Doht: Ich war unterwegs zu einer Veranstaltung in unserem Nachbarort Gotha. Den Termin hatte ich angenommen, um mich selbst von dem Nervenkrieg ein wenig abzulenken. Im Autoradio habe ich es dann gehört. Ich dachte erst, das kann nicht sein. Als ich es dann realisiert hatte, fühlte ich mich wie ein Kind vor dem Weihnachtsbaum.

sueddeutsche.de: Und dann?

Doht: Dann habe ich sofort mit dem Betriebsratsvorsitzenden des Opel-Werks telefoniert, anschließend habe ich mit dem Sparkassendirektor die Erklärung der Kanzlerin angesehen. Und als ich dann mit Berlin sprach und hörte, dass die Bedingungen, die GM für den Verkauf stellt, lösbar sind, war der Tag endgültig gerettet.

sueddeutsche.de: Der Magna-Plan sieht vor, alle deutschen Werke zu erhalten. Glauben Sie daran?

Doht: Ja, daran glaube ich.

sueddeutsche.de: Trotzdem: Auch in Eisenach werden Arbeitsplätze abgebaut.
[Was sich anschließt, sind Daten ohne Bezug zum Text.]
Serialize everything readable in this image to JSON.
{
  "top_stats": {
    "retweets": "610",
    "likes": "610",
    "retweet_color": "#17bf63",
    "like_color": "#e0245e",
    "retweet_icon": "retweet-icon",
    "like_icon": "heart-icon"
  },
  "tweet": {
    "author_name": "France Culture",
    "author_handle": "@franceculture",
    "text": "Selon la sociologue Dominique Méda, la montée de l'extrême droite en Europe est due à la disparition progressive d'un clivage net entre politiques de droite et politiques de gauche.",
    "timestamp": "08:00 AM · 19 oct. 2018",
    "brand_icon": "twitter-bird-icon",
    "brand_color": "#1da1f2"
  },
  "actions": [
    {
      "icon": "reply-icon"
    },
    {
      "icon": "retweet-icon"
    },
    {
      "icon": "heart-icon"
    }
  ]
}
Doht: Ich glaube, dass wir vom Jobabbau so gut wie gar nicht betroffen sein werden. Eisenach ist eines der modernsten Opel-Werke und, salopp gesagt, ein Brückenkopf in Richtung Osten. Im Magna-Konzept spielen wir eine wichtige Rolle, ganz anders als im Plan von Ripplewood. Da wäre dieser Standort für zwei Jahre stillgelegt worden. Das hätte das Ende bedeutet.

sueddeutsche.de: Glauben Sie, dass der Nervenkrieg nun endgültig vorüber ist?
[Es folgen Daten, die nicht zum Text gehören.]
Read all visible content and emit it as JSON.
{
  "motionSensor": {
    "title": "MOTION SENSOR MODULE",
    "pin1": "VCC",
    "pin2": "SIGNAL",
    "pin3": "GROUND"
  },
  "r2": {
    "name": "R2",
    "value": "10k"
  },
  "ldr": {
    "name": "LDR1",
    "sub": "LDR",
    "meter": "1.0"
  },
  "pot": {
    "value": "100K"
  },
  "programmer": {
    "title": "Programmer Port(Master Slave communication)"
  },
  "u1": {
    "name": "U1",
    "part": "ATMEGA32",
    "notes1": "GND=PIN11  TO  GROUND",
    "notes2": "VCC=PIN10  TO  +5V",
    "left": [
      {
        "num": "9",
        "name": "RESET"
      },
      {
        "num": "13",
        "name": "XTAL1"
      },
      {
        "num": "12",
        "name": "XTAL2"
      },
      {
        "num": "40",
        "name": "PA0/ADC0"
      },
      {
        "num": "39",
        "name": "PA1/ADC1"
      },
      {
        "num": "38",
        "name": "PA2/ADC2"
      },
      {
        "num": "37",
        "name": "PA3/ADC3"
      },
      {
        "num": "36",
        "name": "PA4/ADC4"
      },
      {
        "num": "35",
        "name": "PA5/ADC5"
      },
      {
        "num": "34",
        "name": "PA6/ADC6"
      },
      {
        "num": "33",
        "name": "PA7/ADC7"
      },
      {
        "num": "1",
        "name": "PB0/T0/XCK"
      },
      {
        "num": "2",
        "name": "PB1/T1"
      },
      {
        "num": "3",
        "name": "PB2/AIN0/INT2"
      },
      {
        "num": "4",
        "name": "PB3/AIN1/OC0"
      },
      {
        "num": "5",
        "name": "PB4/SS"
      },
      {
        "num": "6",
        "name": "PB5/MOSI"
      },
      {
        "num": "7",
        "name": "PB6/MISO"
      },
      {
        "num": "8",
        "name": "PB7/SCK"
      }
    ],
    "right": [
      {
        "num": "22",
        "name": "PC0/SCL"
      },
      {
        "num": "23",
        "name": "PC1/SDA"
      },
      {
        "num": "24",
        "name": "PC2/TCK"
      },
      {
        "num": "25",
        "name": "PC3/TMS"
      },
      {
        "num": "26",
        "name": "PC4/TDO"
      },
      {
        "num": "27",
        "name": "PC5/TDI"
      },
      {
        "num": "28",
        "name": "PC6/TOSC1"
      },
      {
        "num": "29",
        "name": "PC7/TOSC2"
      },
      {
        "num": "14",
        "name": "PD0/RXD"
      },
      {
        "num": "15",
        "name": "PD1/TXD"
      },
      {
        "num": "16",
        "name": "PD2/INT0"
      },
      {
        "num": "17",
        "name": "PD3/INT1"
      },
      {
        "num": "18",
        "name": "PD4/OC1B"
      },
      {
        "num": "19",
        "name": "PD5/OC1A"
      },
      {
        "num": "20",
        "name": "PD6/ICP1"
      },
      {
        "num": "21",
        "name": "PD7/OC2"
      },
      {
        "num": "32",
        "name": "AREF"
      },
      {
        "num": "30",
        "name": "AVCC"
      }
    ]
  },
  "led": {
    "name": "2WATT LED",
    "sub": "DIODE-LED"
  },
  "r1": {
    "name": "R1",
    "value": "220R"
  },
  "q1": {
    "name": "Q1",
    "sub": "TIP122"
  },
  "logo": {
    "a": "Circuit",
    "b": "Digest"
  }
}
Doht: Wenn man sieht, wie sich die beiden Amerikaner bei der Pressekonferenz in Berlin beglückwünscht haben und wie sich nun alle als Sieger fühlen, dann glaube ich, dass die Entscheidung endgültig ist.

sueddeutsche.de: Die Verträge sind noch nicht unterschrieben.

Doht: Stimmt. Und deshalb bleibe ich vorsichtig. Seit Seit März hängt an unserem Rathaus eine Opel-Fahne als Zeichen der Verbundenheit der Stadt mit der Belegschaft. Und ich habe immer gesagt, die bleibt da so lange, bis die Zukunft von Opel sicher ist.

sueddeutsche.de: Und wann wird sie abgenommen?

Doht: Noch lasse ich sie hängen. Ich will erst alles in trockenen Tüchern haben.